We are doing the same thing. Our first cycle didn’t yield any viable embryos, our second yielded one normal embryo but I had a miscarriage. So now we are on our third round and we are using a donor. After the $60,000+ investment we are really hoping the third time is a charm! We should know in a few weeks, hopefully no miscarriage this time. 🙂 Good Luck in your IVF cycles!
Hi Simone, thankyou for your kind words.
Its taken quite some time to put words on paper and share our story and it hasnt even really begun yet. Sounds like you have your hands full! Hope all goes well with your little fish!

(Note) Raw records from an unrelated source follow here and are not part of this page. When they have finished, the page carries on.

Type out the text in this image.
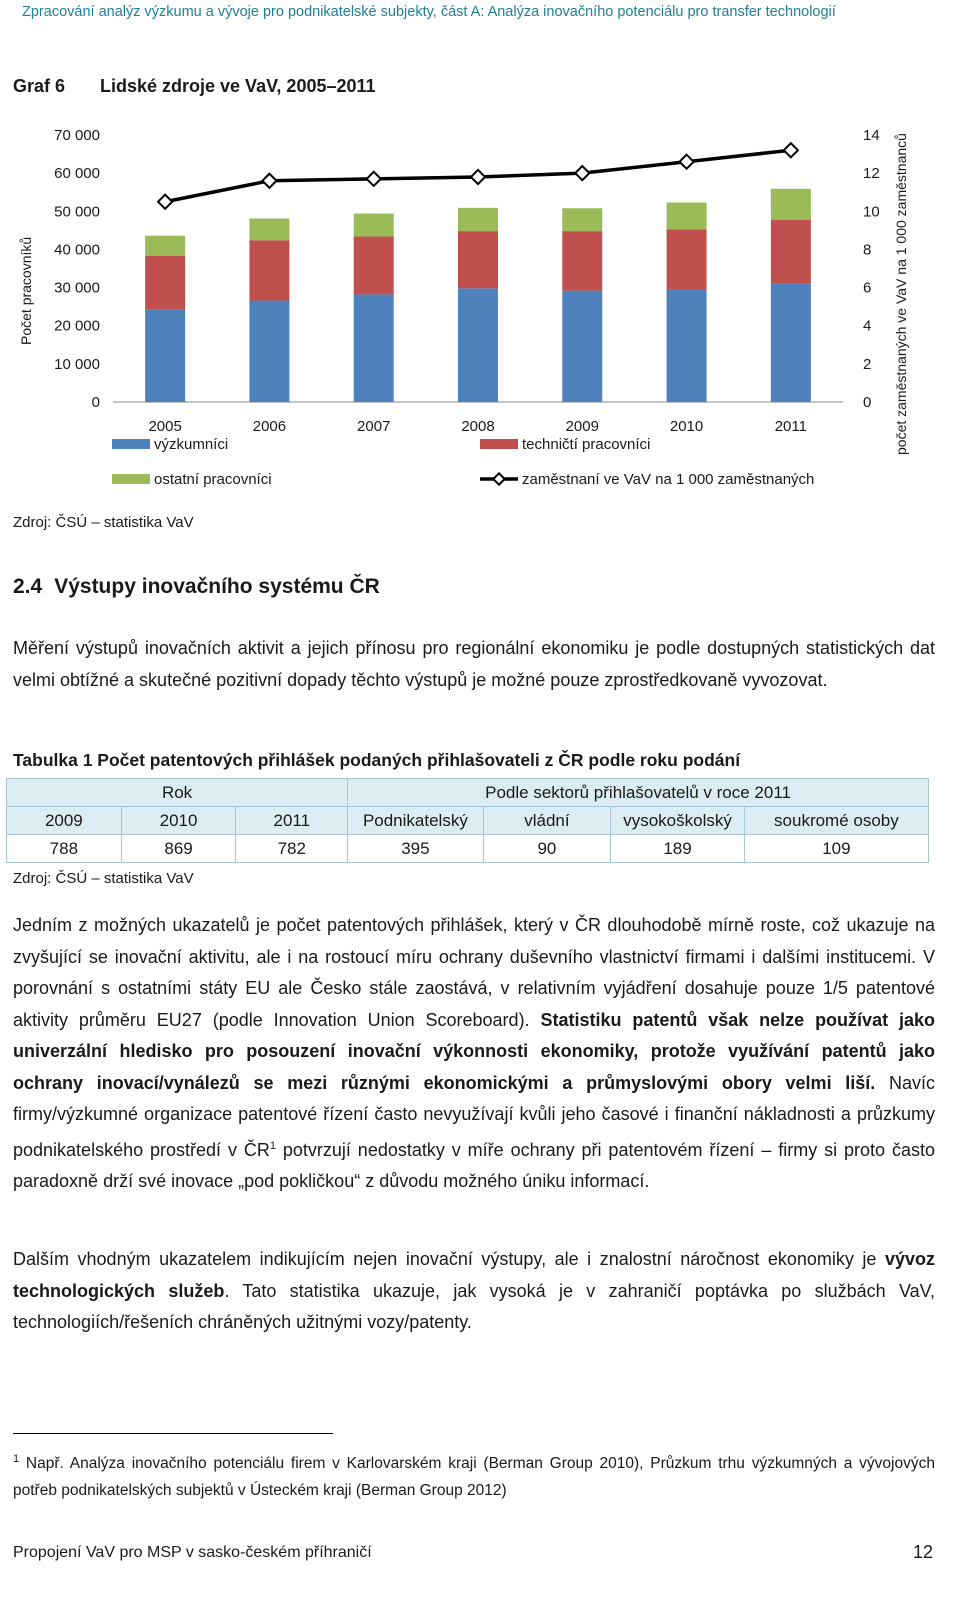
Zpracování analýz výzkumu a vývoje pro podnikatelské subjekty, část A: Analýza inovačního potenciálu pro transfer technologií
Graf 6 Lidské zdroje ve VaV, 2005–2011
Počet pracovníků	počet zaměstnaných ve VaV na 1 000 zaměstnanců
0
10 000
20 000
30 000
40 000
50 000
60 000
70 000
0
2
4
6
8
10
12
14
2005	2006	2007	2008	2009	2010	2011
výzkumníci	techničtí pracovníci
ostatní pracovníci	zaměstnaní ve VaV na 1 000 zaměstnaných
Zdroj: ČSÚ – statistika VaV
2.4 Výstupy inovačního systému ČR
Měření výstupů inovačních aktivit a jejich přínosu pro regionální ekonomiku je podle dostupných statistických dat velmi obtížné a skutečné pozitivní dopady těchto výstupů je možné pouze zprostředkovaně vyvozovat.
Tabulka 1 Počet patentových přihlášek podaných přihlašovateli z ČR podle roku podání
Rok			Podle sektorů přihlašovatelů v roce 2011			
2009	2010	2011	Podnikatelský	vládní	vysokoškolský	soukromé osoby
788	869	782	395	90	189	109
Zdroj: ČSÚ – statistika VaV
Jedním z možných ukazatelů je počet patentových přihlášek, který v ČR dlouhodobě mírně roste, což ukazuje na zvyšující se inovační aktivitu, ale i na rostoucí míru ochrany duševního vlastnictví firmami i dalšími institucemi. V porovnání s ostatními státy EU ale Česko stále zaostává, v relativním vyjádření dosahuje pouze 1/5 patentové aktivity průměru EU27 (podle Innovation Union Scoreboard). Statistiku patentů však nelze používat jako univerzální hledisko pro posouzení inovační výkonnosti ekonomiky, protože využívání patentů jako ochrany inovací/vynálezů se mezi různými ekonomickými a průmyslovými obory velmi liší. Navíc firmy/výzkumné organizace patentové řízení často nevyužívají kvůli jeho časové i finanční nákladnosti a průzkumy podnikatelského prostředí v $ČR^1$ potvrzují nedostatky v míře ochrany při patentovém řízení – firmy si proto často paradoxně drží své inovace „pod pokličkou“ z důvodu možného úniku informací.
Dalším vhodným ukazatelem indikujícím nejen inovační výstupy, ale i znalostní náročnost ekonomiky je vývoz technologických služeb. Tato statistika ukazuje, jak vysoká je v zahraničí poptávka po službách VaV, technologiích/řešeních chráněných užitnými vozy/patenty.
$^1$ Např. Analýza inovačního potenciálu firem v Karlovarském kraji (Berman Group 2010), Průzkum trhu výzkumných a vývojových potřeb podnikatelských subjektů v Ústeckém kraji (Berman Group 2012)
Propojení VaV pro MSP v sasko-českém příhraničí	12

Thanks CD, nice to hear from you. Looking forward to actually starting our first IVF cycle. Nervous but excited at the same time. Hope your third time is a success! Best of luck!
hi my husband has hsp and is peg fed now and bedbound. what i would like to know – forgot to say he is 76 now – my daughter is 52 and has arthritis right down her spine but is fine and works. can she develop this condition? thank you
Editor’s Note: The short answer is ‘yes, she probably can’. Development of HSP symptoms has been known to occur in people over 70 years old who have carried an HSP gene their whole lives without apparent effect, while others who also carry a known HSP gene occasionally never develop symptoms. And there is also the question as to whether or not your daughter has inherited your husband’s HSP gene. If she has, then there is always a chance of developing symptoms at any age.